Space missions to Mars and other planets and moons carry risks of biological contamination – for both Earth and the planets targeted by space missions according to a recent article in BioScience. The paper, led by McGill University and written by researchers with expertise in biological invasions, astrobiology, and biosecurity, argues that planetary biosecurity should be informed by the knowledge gained by invasion science.

Space exploration – Risks of contamination for Earth and extraterrestrial ecosystems
“The likelihood of a live extraterrestrial organism hitching a ride, being successfully transported to Earth and establishing a foothold here is thought to be quite small,” says Anthony Ricciardi, the lead author, and a professor of Invasion Ecology & Aquatic Ecosystems at McGill University. “But current biosecurity approaches must be enhanced to address these hazards as space missions increase in frequency and scale.”

Space exploration also risks contaminating extraterrestrial ecosystems. In fact, a diverse array of microbial strains exhibiting extreme resistance to ionizing radiation, desiccation, and chemical disinfectants have been discovered in NASA ‘clean rooms’ used for spacecraft assembly. The article suggests that planets and moons potentially containing life should be treated as ‘insular systems’, like the oceanic islands and isolated areas on Earth (such as Hawaii, Australia or Antarctica) whose ecosystems have proven to be extremely sensitive to the effects of invasive alien species.

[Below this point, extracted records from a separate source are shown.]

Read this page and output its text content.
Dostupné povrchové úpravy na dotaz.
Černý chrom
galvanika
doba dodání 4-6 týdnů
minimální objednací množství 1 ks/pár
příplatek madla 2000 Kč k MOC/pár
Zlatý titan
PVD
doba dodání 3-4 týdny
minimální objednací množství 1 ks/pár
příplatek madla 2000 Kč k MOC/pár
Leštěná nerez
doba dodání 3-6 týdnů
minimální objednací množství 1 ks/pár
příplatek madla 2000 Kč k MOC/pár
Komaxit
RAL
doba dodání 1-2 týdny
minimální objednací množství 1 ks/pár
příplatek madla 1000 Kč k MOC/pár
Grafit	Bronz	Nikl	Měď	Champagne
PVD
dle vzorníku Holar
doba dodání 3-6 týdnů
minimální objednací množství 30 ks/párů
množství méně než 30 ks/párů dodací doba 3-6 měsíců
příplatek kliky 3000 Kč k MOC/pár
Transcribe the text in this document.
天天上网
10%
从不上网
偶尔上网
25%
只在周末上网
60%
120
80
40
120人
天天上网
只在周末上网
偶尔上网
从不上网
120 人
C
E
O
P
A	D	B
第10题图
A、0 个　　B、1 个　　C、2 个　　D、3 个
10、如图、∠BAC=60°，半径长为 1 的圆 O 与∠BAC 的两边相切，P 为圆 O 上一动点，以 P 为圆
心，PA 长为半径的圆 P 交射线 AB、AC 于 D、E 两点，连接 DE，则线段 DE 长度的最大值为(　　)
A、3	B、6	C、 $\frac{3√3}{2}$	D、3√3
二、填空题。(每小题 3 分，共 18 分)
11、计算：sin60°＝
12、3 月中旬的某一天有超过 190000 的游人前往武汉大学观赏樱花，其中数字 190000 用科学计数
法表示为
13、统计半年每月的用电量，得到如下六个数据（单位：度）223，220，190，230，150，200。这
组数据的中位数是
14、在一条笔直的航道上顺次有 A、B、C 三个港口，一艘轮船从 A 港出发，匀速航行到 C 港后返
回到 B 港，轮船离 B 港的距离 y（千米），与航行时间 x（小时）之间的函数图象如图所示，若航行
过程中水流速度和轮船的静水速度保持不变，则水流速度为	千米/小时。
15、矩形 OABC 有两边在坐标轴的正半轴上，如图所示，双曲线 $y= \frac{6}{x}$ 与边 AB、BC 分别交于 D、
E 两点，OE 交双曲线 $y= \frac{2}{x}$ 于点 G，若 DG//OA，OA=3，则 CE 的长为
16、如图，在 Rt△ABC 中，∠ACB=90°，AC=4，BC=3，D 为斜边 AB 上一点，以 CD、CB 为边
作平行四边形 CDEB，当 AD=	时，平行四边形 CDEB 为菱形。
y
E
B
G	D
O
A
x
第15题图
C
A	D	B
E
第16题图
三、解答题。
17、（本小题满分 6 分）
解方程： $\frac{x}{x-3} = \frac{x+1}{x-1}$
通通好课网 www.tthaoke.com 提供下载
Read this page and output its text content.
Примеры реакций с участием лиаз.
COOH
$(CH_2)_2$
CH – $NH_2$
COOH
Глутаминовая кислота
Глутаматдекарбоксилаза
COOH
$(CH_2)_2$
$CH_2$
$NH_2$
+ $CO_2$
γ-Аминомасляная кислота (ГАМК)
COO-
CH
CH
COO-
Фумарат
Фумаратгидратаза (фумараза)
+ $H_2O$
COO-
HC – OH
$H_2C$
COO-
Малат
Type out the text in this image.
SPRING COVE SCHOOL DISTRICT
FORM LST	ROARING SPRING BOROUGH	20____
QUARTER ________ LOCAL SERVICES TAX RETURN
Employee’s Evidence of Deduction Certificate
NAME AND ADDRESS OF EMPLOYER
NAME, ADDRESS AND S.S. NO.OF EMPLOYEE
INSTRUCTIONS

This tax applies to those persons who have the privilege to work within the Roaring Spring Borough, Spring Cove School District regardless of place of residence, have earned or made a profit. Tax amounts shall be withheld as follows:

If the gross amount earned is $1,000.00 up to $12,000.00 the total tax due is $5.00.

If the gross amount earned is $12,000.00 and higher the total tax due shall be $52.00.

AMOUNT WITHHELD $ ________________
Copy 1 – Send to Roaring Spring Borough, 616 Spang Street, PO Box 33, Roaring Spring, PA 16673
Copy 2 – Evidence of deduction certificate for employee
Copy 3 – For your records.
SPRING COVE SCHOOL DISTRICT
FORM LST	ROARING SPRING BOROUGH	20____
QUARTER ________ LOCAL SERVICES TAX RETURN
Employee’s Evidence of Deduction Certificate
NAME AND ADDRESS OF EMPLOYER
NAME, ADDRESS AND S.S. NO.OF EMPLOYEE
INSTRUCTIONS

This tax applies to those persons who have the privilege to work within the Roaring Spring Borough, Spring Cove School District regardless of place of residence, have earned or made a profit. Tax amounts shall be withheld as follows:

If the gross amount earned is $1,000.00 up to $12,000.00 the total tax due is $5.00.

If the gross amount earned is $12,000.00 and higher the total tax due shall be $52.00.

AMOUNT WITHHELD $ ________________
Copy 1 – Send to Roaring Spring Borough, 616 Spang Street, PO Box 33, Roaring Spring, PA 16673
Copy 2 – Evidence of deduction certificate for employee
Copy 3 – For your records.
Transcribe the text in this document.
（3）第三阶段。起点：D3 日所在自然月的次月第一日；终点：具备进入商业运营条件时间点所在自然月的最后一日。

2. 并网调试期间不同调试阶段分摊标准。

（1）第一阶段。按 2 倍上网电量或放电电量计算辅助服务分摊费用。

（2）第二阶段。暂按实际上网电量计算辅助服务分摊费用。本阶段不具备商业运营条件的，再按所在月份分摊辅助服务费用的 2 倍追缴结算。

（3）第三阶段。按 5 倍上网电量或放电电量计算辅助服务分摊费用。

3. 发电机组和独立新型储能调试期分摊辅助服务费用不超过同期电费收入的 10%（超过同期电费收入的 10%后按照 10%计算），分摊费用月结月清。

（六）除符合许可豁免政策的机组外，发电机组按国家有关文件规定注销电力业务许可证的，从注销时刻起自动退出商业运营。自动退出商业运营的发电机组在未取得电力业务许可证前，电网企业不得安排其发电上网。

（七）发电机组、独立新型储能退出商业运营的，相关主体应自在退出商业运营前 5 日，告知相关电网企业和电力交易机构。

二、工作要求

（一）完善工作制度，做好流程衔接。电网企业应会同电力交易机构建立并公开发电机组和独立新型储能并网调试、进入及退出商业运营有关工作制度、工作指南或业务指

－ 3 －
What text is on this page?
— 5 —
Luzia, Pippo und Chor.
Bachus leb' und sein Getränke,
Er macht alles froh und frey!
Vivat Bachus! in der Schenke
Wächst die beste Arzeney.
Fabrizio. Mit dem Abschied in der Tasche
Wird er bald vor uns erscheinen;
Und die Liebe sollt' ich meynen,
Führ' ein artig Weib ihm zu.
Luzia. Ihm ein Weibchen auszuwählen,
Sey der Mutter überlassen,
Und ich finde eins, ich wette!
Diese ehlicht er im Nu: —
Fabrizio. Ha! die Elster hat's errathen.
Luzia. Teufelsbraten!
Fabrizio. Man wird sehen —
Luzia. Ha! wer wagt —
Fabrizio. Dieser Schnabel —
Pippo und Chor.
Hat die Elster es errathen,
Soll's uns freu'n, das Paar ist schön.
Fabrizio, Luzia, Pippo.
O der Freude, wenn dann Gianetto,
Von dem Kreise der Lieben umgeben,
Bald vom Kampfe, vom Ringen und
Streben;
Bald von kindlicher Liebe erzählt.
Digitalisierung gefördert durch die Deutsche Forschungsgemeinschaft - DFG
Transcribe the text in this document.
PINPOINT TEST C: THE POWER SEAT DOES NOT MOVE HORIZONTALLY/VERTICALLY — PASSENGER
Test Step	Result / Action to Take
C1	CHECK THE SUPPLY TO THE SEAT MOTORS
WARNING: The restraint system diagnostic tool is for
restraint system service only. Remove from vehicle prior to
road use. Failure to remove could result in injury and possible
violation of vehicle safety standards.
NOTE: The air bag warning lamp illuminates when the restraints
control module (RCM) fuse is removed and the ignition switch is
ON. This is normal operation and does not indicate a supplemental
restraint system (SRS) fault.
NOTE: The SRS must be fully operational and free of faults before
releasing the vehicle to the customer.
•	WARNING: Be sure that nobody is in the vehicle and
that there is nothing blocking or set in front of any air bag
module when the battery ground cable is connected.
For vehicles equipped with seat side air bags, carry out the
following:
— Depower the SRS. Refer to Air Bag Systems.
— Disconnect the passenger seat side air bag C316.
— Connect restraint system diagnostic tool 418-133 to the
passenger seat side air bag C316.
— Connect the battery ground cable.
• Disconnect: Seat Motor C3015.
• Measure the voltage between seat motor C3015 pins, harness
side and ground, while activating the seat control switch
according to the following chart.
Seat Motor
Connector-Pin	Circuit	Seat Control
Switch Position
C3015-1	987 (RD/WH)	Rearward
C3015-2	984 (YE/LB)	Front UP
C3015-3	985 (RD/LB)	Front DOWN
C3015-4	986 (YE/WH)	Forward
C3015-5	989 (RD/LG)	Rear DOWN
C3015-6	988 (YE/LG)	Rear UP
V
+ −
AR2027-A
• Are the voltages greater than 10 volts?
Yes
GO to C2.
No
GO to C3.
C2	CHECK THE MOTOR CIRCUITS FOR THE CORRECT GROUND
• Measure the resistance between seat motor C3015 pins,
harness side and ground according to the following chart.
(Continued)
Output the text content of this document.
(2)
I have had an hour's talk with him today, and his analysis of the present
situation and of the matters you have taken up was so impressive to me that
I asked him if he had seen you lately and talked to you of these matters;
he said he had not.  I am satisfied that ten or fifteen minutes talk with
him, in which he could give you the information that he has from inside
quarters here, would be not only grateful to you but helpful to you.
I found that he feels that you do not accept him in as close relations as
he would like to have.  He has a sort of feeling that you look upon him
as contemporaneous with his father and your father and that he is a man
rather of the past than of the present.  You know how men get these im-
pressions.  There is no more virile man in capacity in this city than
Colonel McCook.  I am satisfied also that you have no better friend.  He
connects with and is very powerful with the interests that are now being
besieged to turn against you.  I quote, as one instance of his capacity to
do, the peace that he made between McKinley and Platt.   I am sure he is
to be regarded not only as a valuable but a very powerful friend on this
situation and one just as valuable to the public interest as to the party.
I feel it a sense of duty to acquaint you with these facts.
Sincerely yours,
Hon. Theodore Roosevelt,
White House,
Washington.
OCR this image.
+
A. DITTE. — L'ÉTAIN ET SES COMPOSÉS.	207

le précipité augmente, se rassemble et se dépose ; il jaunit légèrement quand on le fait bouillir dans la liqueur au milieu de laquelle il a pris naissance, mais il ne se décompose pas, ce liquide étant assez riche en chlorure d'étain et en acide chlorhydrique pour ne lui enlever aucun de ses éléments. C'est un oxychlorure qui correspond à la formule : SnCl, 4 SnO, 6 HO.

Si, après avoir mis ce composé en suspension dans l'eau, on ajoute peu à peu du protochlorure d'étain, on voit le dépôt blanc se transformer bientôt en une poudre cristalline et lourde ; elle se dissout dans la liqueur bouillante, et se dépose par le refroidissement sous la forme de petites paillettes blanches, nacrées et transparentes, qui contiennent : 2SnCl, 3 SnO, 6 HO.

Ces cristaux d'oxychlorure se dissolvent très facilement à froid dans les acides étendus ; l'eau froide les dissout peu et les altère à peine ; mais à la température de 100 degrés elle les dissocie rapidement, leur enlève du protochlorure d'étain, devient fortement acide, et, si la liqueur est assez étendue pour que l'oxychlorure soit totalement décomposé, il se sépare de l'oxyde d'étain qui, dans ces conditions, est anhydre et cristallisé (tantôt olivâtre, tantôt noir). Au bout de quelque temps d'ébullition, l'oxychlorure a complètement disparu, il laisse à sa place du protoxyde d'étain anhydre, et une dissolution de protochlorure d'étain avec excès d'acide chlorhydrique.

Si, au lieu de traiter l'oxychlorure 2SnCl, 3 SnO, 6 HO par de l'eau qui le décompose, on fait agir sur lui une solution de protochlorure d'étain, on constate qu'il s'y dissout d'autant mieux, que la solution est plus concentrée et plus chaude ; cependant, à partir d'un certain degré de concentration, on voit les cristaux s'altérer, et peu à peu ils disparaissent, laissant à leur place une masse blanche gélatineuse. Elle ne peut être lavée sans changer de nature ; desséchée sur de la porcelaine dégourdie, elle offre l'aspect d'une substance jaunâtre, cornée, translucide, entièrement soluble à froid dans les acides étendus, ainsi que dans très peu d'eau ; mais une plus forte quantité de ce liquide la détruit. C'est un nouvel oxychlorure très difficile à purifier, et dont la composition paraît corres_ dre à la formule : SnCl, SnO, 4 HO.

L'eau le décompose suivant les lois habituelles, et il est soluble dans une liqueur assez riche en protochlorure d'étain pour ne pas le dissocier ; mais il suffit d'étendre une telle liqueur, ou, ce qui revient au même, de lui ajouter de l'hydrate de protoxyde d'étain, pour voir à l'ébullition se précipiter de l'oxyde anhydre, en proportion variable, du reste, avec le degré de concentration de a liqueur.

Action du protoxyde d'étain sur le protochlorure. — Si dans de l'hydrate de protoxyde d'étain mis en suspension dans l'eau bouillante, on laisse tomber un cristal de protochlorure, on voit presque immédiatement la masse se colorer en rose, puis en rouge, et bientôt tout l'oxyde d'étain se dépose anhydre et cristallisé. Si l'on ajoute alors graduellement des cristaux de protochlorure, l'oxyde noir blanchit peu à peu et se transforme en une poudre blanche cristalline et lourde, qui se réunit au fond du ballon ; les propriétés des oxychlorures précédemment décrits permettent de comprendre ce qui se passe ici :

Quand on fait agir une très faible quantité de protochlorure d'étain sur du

Keys to biosecurity: early detection and rapid response
The researchers argue that although such events are highly improbable, planetary biosecurity should be informed by the knowledge gained by invasion science. They suggest that protocols for early detection, hazard assessment, rapid response, and containment procedures that are currently employed for invasive species on Earth could be adapted for dealing with potential extraterrestrial contaminants. They highlight the importance of early detection and rapid response, in particular, in preventing the spread of alien biological contaminants.

“Early detection could be aided by new DNA-sequencing technologies,” adds Ricciardi. “If coupled with diligently curated databases of the organisms found in the ‘clean rooms’ in which spacecraft are assembled, this would serve to help identify any invading species by eliminating those that might have been introduced accidently to other planets during previous space missions – a conceivable possibility for Mars, which has been visited by over two dozen spacecraft to date.”

The researchers conclude that that while the search for life beyond our world may yield enormous discoveries, current biosecurity approaches must be enhanced to address any potential hazards related to “alien” species, as space missions increase in frequency and scale.